Between 1994 and 2009, Reoch contributed to the human rights dimension of the effort to reach a peace agreement that would bring an end to the decades of civil conflict in Northern Ireland. In 1994, he was asked to facilitate the “Conference on Human Rights, the Northern Ireland conflict and the Peace Process” convened by the Committee on the Administration of Justice (CAJ), Belfast in 1995, as well as serve as the principle facilitator for the CAJ’s Strategic Planning from 1999 to 2009. Following the “Good Friday Agreement”, he was invited to facilitate, in 2000, the Strategic Planning Meetings of the Northern Ireland Human Rights Commission, established under the Belfast Agreement to develop a Bill of Rights.

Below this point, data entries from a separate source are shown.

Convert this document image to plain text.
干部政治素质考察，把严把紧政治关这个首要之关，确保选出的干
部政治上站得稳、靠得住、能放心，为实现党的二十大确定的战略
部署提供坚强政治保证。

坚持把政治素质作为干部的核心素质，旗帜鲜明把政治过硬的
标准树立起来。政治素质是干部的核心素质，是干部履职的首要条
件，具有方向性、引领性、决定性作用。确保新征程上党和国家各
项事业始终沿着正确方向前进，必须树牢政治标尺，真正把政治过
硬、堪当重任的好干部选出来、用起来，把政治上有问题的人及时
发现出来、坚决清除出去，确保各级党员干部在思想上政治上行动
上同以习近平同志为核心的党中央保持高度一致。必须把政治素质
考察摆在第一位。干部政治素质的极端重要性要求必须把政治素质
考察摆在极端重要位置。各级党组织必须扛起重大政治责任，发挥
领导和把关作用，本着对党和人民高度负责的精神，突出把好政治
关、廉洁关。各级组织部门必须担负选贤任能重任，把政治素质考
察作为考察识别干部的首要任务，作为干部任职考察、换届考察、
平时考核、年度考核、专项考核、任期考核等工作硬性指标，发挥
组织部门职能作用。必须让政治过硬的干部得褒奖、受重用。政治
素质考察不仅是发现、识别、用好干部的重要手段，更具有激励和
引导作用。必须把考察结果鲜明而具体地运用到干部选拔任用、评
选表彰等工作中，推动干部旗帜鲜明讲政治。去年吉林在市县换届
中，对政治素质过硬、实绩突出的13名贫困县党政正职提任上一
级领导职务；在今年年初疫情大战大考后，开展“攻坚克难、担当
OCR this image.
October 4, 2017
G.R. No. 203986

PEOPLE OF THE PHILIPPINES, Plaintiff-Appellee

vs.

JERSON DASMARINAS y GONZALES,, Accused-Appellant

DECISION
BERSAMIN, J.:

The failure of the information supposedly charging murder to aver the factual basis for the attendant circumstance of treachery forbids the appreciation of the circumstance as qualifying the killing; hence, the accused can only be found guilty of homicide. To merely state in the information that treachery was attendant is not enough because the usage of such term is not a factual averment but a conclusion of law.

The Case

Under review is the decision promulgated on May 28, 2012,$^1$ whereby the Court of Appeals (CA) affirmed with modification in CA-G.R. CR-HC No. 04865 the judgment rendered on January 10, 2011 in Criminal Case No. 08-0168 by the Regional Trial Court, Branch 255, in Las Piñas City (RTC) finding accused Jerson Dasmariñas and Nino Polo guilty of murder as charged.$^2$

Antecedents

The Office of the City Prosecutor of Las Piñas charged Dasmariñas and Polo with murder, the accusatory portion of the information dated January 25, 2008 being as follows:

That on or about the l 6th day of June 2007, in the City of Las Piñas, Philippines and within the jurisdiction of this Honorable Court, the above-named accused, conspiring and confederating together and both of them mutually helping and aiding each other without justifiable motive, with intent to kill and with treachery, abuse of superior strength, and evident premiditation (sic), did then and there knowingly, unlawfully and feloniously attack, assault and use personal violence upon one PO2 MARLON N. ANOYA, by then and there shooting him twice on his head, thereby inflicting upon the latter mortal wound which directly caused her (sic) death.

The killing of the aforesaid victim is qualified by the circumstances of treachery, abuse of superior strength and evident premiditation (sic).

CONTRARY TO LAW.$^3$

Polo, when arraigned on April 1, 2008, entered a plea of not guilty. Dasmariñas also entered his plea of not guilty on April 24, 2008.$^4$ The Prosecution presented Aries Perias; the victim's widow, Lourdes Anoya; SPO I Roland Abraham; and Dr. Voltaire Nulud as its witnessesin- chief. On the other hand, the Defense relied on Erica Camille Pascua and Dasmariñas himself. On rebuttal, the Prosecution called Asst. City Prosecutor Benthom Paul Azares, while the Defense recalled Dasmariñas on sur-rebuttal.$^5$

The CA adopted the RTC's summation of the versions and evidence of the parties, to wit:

From 1995 to the present, Reoch has served as Chair of the International Working Group on Sri Lanka (IWG), an independent body dedicated to peace, human rights and development in Sri Lanka.
He was formerly the independent chairperson of the NGO Forum on Sri Lanka. The long-term objective of the IWG programme is to support post-war reconciliation, recovery and reform in Sri Lanka. The programme aims to address the root causes of conflict, contribute to a just and sustainable peace, and prevent a return to war. The guiding principle has been to place Sri Lankan domestic civil and political society, human rights defenders, witnesses and victims, at the heart of the planning, strategy and implementation of international advocacy efforts for justice and accountability in Sri Lanka.
In 2015, the newly-elected Prime Minister, Ranil Wickremasinghe, invited the International Working Group to assist in hosting a consultative meeting of key stakeholders in preparing for constitutional reform in the country. A meeting of international experts on constitutional law is being convened together with the Centre for Policy Alternatives (CPA), and the Edinburgh Centre for Constitutional Law (ECCL) of the University of Edinburgh Law School.
Easter Sunday 2019 witnessed the horrific bombing of Christian Churches and international hotels by an extremist cell within Sri Lanka’s Muslim minority. The suicide bombers were apparently directed by Da’esh (ISIS).
The carnage, even in this war-torn island, was inconceivable and the shock was immense. Whatever efforts had been made towards post-war peace and reconciliation received a huge setback with a resurgence of ultra-nationalist sentiment, reflected in a dramatic shift in the country’s politics. The IWG was involved in discussions with the country’s civil society leaders, international organizations and in a fresh exploration of both high-level and local inter-faith efforts that might lay the ground for dialogue, inter-communal harmony and prevent a return to war.